Experimentation is underway. Verizon had opened a 5G lab to enable startups to experiment with “things we are not even thinking about”, said Evans.

She said that the most immediate impact in relation to the media industry would be on OTT TV players, with live sports streaming a standout example. Being able to deliver live events with minimum latency with immersive experiences layered on top would stimulate innovation, and this would spill over from OTT into broadcast, she said.

Also speaking on the panel, Thierry Fautier, VP video strategy, Harmonic, said that one of the main shifts driven by 5G would relate to the ability of service providers to enable zero rating of streaming services as part of their mobile plans. He said that the ability of 5G to deliver Gigabit broadband to the user means that the way that content is consumed will be “completely different to 4G”, driven by transformational changes in speed and latency.

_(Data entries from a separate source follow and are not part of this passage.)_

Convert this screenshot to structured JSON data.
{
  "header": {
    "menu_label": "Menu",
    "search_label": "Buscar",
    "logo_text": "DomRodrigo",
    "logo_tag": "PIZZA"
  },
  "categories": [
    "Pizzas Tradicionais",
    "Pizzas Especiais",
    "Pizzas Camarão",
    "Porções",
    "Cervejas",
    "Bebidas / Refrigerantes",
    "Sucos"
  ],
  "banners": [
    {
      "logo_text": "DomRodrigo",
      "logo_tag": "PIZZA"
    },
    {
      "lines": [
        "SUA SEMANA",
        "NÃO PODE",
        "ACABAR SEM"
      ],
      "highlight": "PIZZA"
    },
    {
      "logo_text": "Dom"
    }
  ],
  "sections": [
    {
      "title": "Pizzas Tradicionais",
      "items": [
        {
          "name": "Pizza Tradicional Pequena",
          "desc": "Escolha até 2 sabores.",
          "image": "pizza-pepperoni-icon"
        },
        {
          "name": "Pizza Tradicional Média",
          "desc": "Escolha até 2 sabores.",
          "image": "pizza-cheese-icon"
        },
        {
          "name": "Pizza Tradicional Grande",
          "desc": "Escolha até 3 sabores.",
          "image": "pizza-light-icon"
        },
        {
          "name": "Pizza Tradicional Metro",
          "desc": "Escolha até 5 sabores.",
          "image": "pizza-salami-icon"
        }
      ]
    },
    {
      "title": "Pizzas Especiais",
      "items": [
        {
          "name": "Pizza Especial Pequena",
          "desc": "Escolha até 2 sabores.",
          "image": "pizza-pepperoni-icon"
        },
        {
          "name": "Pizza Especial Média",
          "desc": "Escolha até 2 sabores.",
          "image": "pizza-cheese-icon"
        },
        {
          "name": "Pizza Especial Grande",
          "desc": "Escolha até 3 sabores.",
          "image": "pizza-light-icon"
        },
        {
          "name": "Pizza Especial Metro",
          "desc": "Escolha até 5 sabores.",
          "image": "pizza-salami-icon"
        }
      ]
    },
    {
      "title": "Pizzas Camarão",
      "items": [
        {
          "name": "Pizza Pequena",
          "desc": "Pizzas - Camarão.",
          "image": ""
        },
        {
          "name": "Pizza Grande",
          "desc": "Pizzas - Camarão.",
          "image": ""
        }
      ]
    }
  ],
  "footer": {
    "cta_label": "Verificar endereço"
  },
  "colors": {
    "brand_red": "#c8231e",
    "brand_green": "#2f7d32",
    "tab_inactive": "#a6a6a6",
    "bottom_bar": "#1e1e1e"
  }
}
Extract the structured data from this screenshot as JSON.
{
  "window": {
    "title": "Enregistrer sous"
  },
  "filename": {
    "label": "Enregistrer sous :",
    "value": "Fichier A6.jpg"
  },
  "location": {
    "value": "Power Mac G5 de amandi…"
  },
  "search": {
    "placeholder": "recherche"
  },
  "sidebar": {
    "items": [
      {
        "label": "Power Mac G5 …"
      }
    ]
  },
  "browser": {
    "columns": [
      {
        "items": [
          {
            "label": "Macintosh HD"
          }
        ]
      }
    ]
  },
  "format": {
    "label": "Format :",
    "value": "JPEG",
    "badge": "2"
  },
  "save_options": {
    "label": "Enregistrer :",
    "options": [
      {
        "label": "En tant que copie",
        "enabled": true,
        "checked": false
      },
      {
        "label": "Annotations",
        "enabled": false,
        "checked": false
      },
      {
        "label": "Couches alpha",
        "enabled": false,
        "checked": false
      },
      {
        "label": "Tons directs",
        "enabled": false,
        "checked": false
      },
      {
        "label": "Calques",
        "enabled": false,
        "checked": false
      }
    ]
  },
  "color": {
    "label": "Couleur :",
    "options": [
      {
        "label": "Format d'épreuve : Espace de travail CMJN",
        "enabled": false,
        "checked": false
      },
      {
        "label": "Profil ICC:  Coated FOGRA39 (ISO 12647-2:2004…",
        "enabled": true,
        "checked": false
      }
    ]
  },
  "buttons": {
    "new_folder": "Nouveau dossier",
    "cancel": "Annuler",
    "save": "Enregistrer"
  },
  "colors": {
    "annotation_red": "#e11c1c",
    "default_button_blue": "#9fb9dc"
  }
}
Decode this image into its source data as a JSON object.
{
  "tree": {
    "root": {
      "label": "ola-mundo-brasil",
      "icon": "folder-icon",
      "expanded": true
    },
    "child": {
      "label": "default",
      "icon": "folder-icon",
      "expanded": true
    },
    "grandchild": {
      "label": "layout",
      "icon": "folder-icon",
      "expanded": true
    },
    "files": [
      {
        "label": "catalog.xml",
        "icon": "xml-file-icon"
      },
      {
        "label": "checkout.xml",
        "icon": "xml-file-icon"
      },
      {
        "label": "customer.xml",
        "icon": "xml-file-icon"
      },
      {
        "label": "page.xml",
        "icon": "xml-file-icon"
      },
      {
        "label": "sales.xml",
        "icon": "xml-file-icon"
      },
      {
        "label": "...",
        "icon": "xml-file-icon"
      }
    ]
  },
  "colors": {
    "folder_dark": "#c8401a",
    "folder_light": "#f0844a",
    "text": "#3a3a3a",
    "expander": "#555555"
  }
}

Fautier said that 5G could become “a competitor to fibre”, but pointed to the ability of the technology to deliver immersive experiences inside packed sports stadiums as a key early-adopter application. He said that in-stadium catch-up of what’s happening in a match on spectators’ mobile phones is one example of how 5G can be used.

Fautier said that 5G could also unleash the possibility of more widesperead use of VR. “The more quality you get the more expensive it is but in less than five years people will be immersed in gaming and in 8K capture,” he said. “What you do in production today, the spectator will be able to, at scale, with an exceptional experience.”.

In terms of the type of media distribution players that stand to benefit, Fautier said OTT TV players will ride on any network. Regarding broadcasters, he pointed to the EBU’s 5G Media Action Group’s (5G MAG) call for free-to-air content to be made available across 5G without being charged against 5G plans, adding that multicast technology would be essential to enable this vision.